Back Aug 22, 2025

Cotton cultivators in Tamil Nadu seek subsidy post removal of 11% import duty

Citing high input costs and drop in productivity of BT cotton due to Tobacco Streak Virus, cotton farmers have sought requisite subsidy from the government to weather the impact of the removal of 11% import duty on cotton by the Central Government. The move, announced by the Union Government till September, is to accord a thrust to the textile sector.

Farmers, for their part, fear that the procurement price in Tamil Nadu will witness a free fall from the existing extent of ₹ 6,500 per quintal.

Though the Central Government has fixed the Minimum Support Price at ₹ 7,710, the procurement price in Tamil Nadu has been less due to absence of centralised procurement.

Unlike in other States where procurement is carried out by the Cotton Corporation of India, farmers in Tamil Nadu have been put to a disadvantage due to the reluctance of the State Government to foot the bill for transport of cotton from the regulated sales outlets to the milling plants, according to the cultivators.

“Farmers are apprehensive that the selling price of cotton in Tamil Nadu could fall by up to ₹2,000 per quintal. The onus is on the Central Government to save the cotton farmers through providing the requisite subsidy to stave off losses,” Founder of Tamizhaga Vivasayigal Padhukappu Sangam, Easan Murugasamy said.

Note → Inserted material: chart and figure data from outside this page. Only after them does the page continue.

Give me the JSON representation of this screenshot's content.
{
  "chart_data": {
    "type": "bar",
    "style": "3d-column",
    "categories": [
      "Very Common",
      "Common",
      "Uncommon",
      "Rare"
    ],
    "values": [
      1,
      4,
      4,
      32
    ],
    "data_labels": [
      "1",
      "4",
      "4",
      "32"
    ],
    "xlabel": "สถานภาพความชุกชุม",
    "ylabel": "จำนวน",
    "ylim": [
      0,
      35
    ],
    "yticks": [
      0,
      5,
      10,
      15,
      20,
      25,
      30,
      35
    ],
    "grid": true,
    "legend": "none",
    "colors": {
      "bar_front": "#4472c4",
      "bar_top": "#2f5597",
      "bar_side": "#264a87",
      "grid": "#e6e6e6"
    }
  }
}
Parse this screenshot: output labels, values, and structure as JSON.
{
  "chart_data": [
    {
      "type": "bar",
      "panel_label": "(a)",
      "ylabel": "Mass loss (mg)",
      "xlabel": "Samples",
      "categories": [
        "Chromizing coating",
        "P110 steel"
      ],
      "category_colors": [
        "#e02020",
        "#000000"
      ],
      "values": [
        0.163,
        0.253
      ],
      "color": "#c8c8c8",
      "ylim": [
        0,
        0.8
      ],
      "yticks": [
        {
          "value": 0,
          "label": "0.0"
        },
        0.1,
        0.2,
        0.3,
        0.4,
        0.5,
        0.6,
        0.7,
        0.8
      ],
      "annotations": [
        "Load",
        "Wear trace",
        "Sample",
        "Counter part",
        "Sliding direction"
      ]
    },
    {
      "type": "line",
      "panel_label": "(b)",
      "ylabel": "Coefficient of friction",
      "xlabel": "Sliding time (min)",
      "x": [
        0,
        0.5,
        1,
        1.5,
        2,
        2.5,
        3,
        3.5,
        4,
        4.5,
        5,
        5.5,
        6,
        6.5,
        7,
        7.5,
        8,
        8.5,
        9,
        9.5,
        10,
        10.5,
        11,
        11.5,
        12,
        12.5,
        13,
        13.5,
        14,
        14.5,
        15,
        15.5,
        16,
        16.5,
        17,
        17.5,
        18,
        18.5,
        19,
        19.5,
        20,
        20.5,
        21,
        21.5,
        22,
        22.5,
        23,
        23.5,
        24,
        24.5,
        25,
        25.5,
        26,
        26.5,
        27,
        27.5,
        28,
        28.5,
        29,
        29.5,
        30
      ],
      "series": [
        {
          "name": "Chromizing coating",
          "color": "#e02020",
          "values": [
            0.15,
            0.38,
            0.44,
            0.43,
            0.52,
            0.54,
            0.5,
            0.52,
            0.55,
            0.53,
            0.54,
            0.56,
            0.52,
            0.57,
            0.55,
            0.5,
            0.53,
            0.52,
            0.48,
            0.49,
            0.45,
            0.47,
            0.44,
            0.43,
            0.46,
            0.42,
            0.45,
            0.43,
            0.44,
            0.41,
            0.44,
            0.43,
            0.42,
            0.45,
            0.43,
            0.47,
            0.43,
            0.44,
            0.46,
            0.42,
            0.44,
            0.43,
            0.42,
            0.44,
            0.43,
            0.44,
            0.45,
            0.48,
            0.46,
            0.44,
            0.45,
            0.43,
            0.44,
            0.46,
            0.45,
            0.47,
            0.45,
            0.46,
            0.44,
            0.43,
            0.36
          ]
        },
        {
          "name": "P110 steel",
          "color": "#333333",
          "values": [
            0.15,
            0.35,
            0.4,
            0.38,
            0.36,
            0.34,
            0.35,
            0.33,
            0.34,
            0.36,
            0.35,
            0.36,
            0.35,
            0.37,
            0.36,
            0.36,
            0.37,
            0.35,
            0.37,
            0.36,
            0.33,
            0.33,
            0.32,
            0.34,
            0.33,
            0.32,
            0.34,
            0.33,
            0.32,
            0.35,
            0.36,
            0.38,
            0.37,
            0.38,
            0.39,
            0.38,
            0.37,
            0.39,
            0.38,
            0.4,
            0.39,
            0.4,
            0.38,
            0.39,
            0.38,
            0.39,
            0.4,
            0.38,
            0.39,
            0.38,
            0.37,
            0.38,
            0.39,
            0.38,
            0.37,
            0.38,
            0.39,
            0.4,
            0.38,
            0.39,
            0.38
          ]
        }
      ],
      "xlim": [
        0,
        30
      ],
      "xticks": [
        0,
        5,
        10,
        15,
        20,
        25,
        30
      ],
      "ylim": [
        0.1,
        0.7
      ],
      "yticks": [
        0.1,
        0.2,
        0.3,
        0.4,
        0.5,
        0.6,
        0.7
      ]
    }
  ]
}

While the farmers are not against providing a fillip to the industrial sector, the Central and State governments should, all the same, safeguard interests of farmers, Mr. Murugasamy emphasised.

According to TNAU scientists working with cotton farmers, the acreage is already shrinking due to low returns.

In West Tamil Nadu, cotton production acreage is the highest in Salem at close to 9000 hectares, followed by Dharmapuri (nearly 4,000 ha), Namakkal (less than 1,900 ha), and Krishnagiri (less than 1,400 ha). The crop is grown on less than 1,000 hectares in Tiruppur district and is raised in a meagre extent of a little over 350 ha in Coimbatore district.

The picking cost alone is ₹20 per kg. Cotton crop, in general, in Tamil Nadu, is 70% rainfed, and farmers have chosen to go for alternative crops, a TNAU scientist said, indicating that the scope is very limited for cotton cultivation acreage to improve, given the evolving scenario.